Norwich City’s Premier League home game against Southampton will go ahead – but the government have signalled banning sporting events is an option to deal with coronavirus.

Prime minister Boris Johnson announced on Thursday afternoon the UK faces the 'worst public health crisis in a generation', after outlining the government's response had moved to the 'delay' phase to cope with the global pandemic.

The Premier League has been carrying out contingency planning, while Leicester City boss Brendan Rodgers revealed earlier in the day three members of his squad have started to self-isolate after showing symptoms of the virus.

The Canaries issued a wide-ranging public advisory note earlier this week instructing fans heading to Carrow Road to take all suitable precautions.

But this weekend's top flight fixtures are scheduled to go ahead as planned.

City head coach Daniel Farke will be pressed for his reaction to the latest developments at Colney on Friday lunchtime when he holds his scheduled pre-match press call.

Johnson, however, made it clear cancelling major sporting events could be part of the government's on going approach.

'We are considering banning major public events like sporting fixtures,' he said, speaking at Downing Street. 'The scientific advice is this has little effect on the spread - but it does place a burden on other public services. We are guided by the science; there is no medical reason at the moment to ban such events.

'We are not saying no to that sort of measure, we are keeping it up our sleeves.

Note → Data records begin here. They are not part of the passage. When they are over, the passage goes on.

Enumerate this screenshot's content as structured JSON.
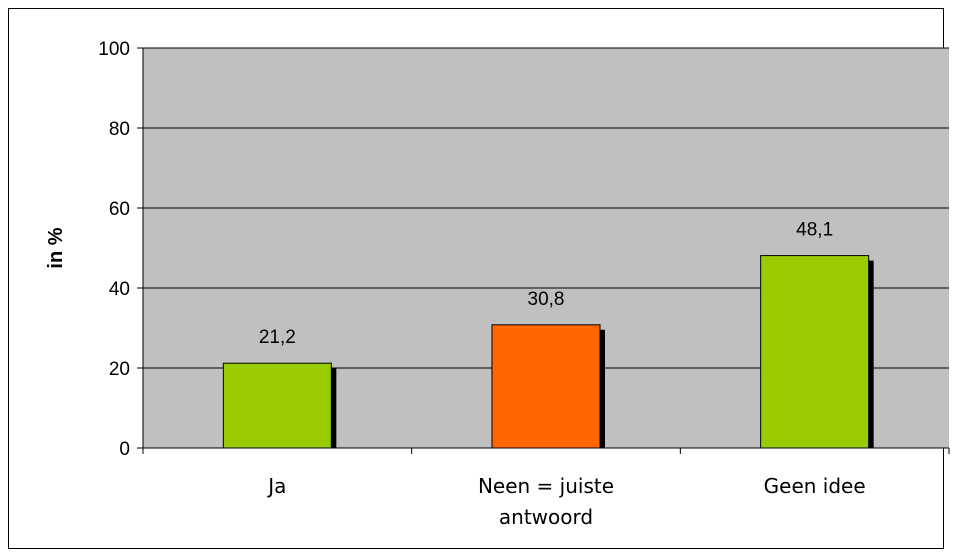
{
  "chart_data": {
    "type": "bar",
    "categories": [
      [
        "Ja"
      ],
      [
        "Neen = juiste",
        "antwoord"
      ],
      [
        "Geen idee"
      ]
    ],
    "values": [
      21.2,
      30.8,
      48.1
    ],
    "value_labels": [
      "21,2",
      "30,8",
      "48,1"
    ],
    "bar_colors": [
      "#99cc00",
      "#ff6600",
      "#99cc00"
    ],
    "ylabel": "in %",
    "ylim": [
      0,
      100
    ],
    "yticks": [
      0,
      20,
      40,
      60,
      80,
      100
    ],
    "grid": true,
    "plot_background": "#c0c0c0",
    "legend": "none"
  }
}
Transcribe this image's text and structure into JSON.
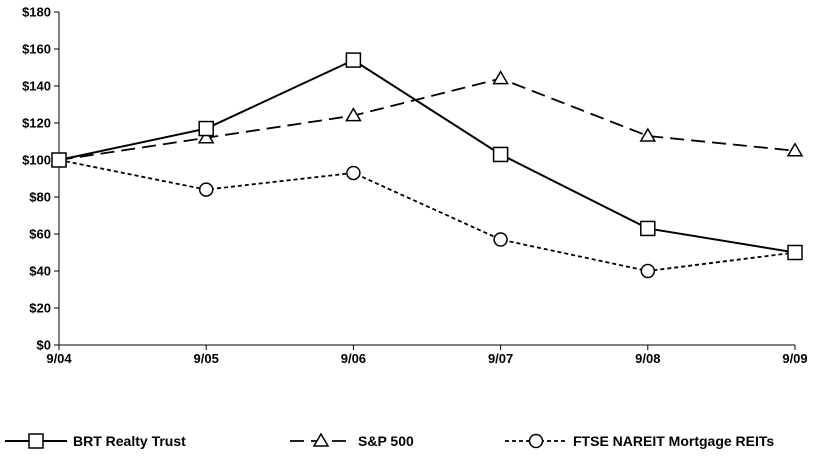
{
  "chart_data": {
    "type": "line",
    "title": "",
    "xlabel": "",
    "ylabel": "",
    "categories": [
      "9/04",
      "9/05",
      "9/06",
      "9/07",
      "9/08",
      "9/09"
    ],
    "ylim": [
      0,
      180
    ],
    "yticks": [
      0,
      20,
      40,
      60,
      80,
      100,
      120,
      140,
      160,
      180
    ],
    "ytick_labels": [
      "$0",
      "$20",
      "$40",
      "$60",
      "$80",
      "$100",
      "$120",
      "$140",
      "$160",
      "$180"
    ],
    "grid": false,
    "legend_position": "bottom",
    "series": [
      {
        "name": "BRT Realty Trust",
        "values": [
          100,
          117,
          154,
          103,
          63,
          50
        ],
        "marker": "square",
        "line_style": "solid",
        "color": "#000000"
      },
      {
        "name": "S&P 500",
        "values": [
          100,
          112,
          124,
          144,
          113,
          105
        ],
        "marker": "triangle",
        "line_style": "dashed",
        "color": "#000000"
      },
      {
        "name": "FTSE NAREIT Mortgage REITs",
        "values": [
          100,
          84,
          93,
          57,
          40,
          50
        ],
        "marker": "circle",
        "line_style": "dotted",
        "color": "#000000"
      }
    ]
  }
}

But it is very, very important in order to maximise our interventions that we get the timing right.'

Johnson was joined by scientific experts in a press briefing.

Chief scientific adviser Sir Patrick Vallance added cancelling sporting events is not a 'major way to tackle this epidemic'.

'Of course there is a risk,' he said. 'But on average one person infects two or three others.

'You therefore have a very low probability of infecting a large number of people in a stadium, or a rather higher probability of infecting people very close to you, and that means most of the transmission tends to takes place with friends and colleagues in close environments, not in the big environments.

'It is true that any cancellations of things can have some effect (but) if you then get a displacement activity, when everyone congregates somewhere else, you may have perversely an increased risk, particularly in an indoors environment.

'So it doesn't mean you should at some point make the decision for the resilience point that has been discussed, but this is not a major way to tackle this epidemic.

'The major ways are to try and reduce and delay the transmission across households and people who have become infected and that why that is the concentration of the first actions.'

Top flight football in Spain, Italy, Portugal, the Netherlands and the United States has been suspended amid the outbreak.

Manchester City's Champions League last-16 second leg tie against Real Madrid, due to take place on Tuesday, has been postponed.

The Madrid players are now in isolation after a Real Madrid basketball player tested positive for Covid-19. The two clubs share some of the same training facilities in Madrid.

Meanwhile European football's governing body Uefa has called an emergency meeting for Tuesday in which the possibility of postponing Euro 2020 by one year is set to be discussed.